El tiempo no lo cura todo

 

Sir Lucky Dube,CIUDADANO Y COMUNICADOR

“Podéis arrancar al hombre de su país, pero no podéis arrancar el país del corazón del hombre.” —John R. Dos Passos.

Exilio, febrero de 2018

¡Qué hay de nuevo, viejo amigo! ¿Cómo te encuentras? Llevo tiempo con ganas de escribirte. Hace siglos que no hablamos y que no nos vemos, así que disculpa la confianza con la que te escribo; no es falta de educación o de formalidad, es simplemente que siento que le hablo a un hermano. Vivo en la calle Melancolía de una ciudad costera; el mar me recuerda a la tierra mía. Son las dos de la mañana, es noche cerrada, y tras mi ventana el barrio duerme tranquilo,  mientras mi ‘yo’ nostálgico te cuenta cómo pinta todo a este lado del Atlántico.
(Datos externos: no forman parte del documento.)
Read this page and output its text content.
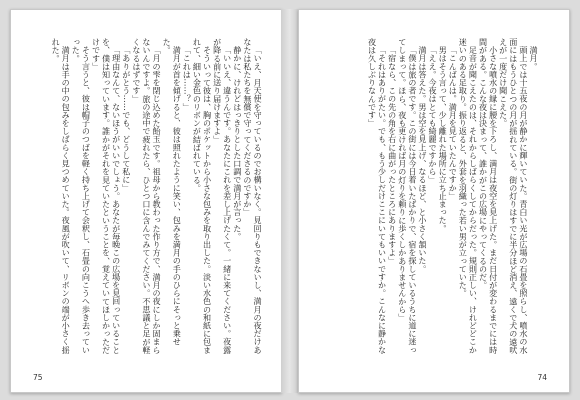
「いえ、月天使を守っているのでお構いなく。見回りもできないし、満月の夜だけあなたは私たちを無償で守ってくださるのですか」

静かに、けれどはっきりとした口調で満月が言った。

「いいえ、違うんです。あなたにこれを差し上げたくて。一緒に来てください。夜露が降る前に送り届けますよ」

そういって彼は、胸のポケットから小さな包みを取り出した。淡い水色の和紙に包まれて、細い金色のリボンが結ばれている。

「これは……？」

満月が首を傾げると、彼は照れたように笑い、包みを満月の手のひらにそっと乗せた。

「月の雫を閉じ込めた飴玉です。祖母から教わった作り方で、満月の夜にしか固まらないんですよ。旅の途中で疲れたら、ひとつ口に含んでみてください。不思議と足が軽くなるはずです」

「ありがとう……でも、どうして私に」

「理由なんて、ないほうがいいでしょう。あなたが毎晩この広場を見回っていることを、僕は知っています。誰かがそれを見ていたということを、覚えていてほしかっただけです」

そう言うと、彼は帽子のつばを軽く持ち上げて会釈し、石畳の向こうへ歩き去っていった。

満月は手の中の包みをしばらく見つめていた。夜風が吹いて、リボンの端が小さく揺れた。

75

満月。

頭上では十五夜の月が静かに輝いていた。青白い光が広場の石畳を照らし、噴水の水面にはもうひとつの月が揺れている。街の灯りはすでに半分ほど消え、遠くで犬の遠吠えが一度だけ聞こえた。

小さな噴水の縁に腰を下ろし、満月は夜空を見上げた。まだ日付が変わるまでには時間がある。こんな夜は決まって、誰かがこの広場にやってくるのだ。

足音が聞こえたのは、それからしばらくしてからだった。規則正しい、けれどどこか迷いのある足取り。振り返ると、外套を羽織った若い男が立っていた。

「こんばんは。満月を見ていたんですか」

男はそう言って、少し離れた場所に立ち止まった。

「ええ。今夜はとても綺麗ですから」

満月は答えた。男は空を見上げ、なるほど、と小さく頷いた。

「僕は旅の者です。この街には今日着いたばかりで、宿を探しているうちに道に迷ってしまって。ほら、夜も更ければ月の灯りを頼りに歩くしかありませんから」

「宿なら、この先の角を右に曲がったところにありますよ」

「それはありがたい。でも、もう少しだけここにいてもいいですか。こんなに静かな夜は久しぶりなんです」

74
Creo que la ansiedad proviene de tener el cuerpo en un sitio y la mente en otro. En efecto, es así como me siento: el tronco aquí; y en el hogar lejano, la mente, los sueños y las ilusiones. La sensación es la de estar siempre de prestado, de no tener nada tuyo, de no ser de ningún sitio. Se sobrelleva con recuerdos y con la esperanza de volver un día. En lo personal hay poco que contar. Vivo con lo puesto, trabajo en lo que me dejan, y cuando este mundo me parece un basurero, cuando me superan la cólera y el asco, y me entran ganas de mandarlo todo a hacer puñetas, busco consuelo y consejo en mi biblioteca. La vida aquí es muy jodida. Algunos políticos rentabilizan el miedo a lo desconocido con una narrativa que hace del forastero un enemigo, el efecto inevitable es el repunte de nacionalismos egoístas que convierten al sin patria en un molesto huésped que para sobrevivir debe hacerse perdonar a fuerza de humildad y servidumbre. Todo se agrava al constatar que somos los peones de la partida de ajedrez que es este mundo, la parte prescindible de un juego en el que gobiernos cínicos y élites económicas juegan con cartas marcadas. Abren las puertas al petróleo y al coltán africanos, pero las cierran cuando quien viene es un condenado de la tierra, que diría Fanon. Es el hombre devorando al hombre merced a un capitalismo exclusivo y excluyente que produce sociedades con humanos que carecen de humanidad. Sin embargo, amigo mío, seguimos peleando… maltrechos y derrotados, pero nunca vencidos.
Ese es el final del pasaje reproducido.